UN agency appeals for funds to help Syrian Refugee women


09-07-2014 04:33 PM

Ammon News - AMMONNEWS - The United Nations appealed this week to donor countries to help fund a cash assistance program for the most vulnerable refugees in countries abutting Syria, where one in four households are headed by women.

The escalating violence in Syria has increased the hardships for women, whose spouses were either killed, imprisoned, fighting back home or abandoned them, leaving them to struggle on their own.

According to the U.N. refugee agency, more than 145,000 Syrian refugee families in Egypt, Lebanon, Iraq and Jordan are headed by women. They lack the resources to pay the rent, put food on the table and live under the threat of violence or exploitation, and their children face mounting trauma and distress, it noted.

The report, which included interviews with 135 women in Jordan, Egypt and Lebanon between February and April this year, found that the overriding concern for women-headed families is the lack of resources.

“The overwhelming majority said it is the lack of money, the lack of resources and the fact that they are not able to feed their children,” António Guterres, the U.N. High Commissioner for Refugees, said in a press conference in Amman. “Sometimes they have to send their children to beg or to work instead of school, or marry off their daughters at a young age.”

Besides their inability to work in the host communities, the commissioner noted that 60% of women live in fear. “We have many that are harassed.”

In extreme situations, there were rapes, he added, although the report noted that many were not prepared to talk about the gender-based violence.

Mr. Guterres said the U.N. agency and its partners need another $200 million until the end of this year to enable the UNHCR to extend a program of cash assistance to the most vulnerable families.

“We need to enhance our direct cash support to vulnerable families and that is a very important issue in order to allow people to have their choices and preserve their dignity,” he said. “Unfortunately, this is a very expensive protection and assistance instrument.”

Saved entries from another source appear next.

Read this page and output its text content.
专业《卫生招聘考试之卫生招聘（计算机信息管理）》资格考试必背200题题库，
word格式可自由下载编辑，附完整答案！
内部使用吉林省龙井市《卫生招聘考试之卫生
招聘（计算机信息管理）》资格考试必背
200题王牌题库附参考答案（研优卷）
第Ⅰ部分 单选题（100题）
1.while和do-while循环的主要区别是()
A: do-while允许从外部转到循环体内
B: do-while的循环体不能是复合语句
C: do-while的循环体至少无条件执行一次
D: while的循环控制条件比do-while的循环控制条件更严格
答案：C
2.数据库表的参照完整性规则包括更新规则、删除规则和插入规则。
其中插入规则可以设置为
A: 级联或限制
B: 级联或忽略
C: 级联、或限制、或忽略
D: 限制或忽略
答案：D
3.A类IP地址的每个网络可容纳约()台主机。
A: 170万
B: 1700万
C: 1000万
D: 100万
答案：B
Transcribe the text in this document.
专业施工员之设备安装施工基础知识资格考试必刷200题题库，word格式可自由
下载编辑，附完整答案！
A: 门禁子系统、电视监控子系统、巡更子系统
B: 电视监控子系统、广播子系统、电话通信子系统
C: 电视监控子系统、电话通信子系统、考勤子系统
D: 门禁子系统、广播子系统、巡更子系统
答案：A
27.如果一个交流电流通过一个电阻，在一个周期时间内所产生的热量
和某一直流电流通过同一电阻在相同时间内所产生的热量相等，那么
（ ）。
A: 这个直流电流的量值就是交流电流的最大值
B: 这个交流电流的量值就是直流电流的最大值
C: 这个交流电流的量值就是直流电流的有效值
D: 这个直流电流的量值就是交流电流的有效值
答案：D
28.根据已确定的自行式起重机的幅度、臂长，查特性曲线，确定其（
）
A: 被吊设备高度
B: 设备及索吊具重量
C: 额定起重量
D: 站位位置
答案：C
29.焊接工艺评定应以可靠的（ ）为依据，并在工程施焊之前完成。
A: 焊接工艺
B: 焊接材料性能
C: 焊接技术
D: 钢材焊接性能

In Jordan, for example, 80% of the 600,000 registered refugees are absorbed into the local community. There are nearly 60,000 female-headed households, but some 8,000 families receive cash assistance at the moment, ranging between 80 and 150 Jordanian dinars, said Andrew Harper, the UNHCR representative in Jordan. “The money is not even covering the rent…it is not enough to cover the basic resources,” he said.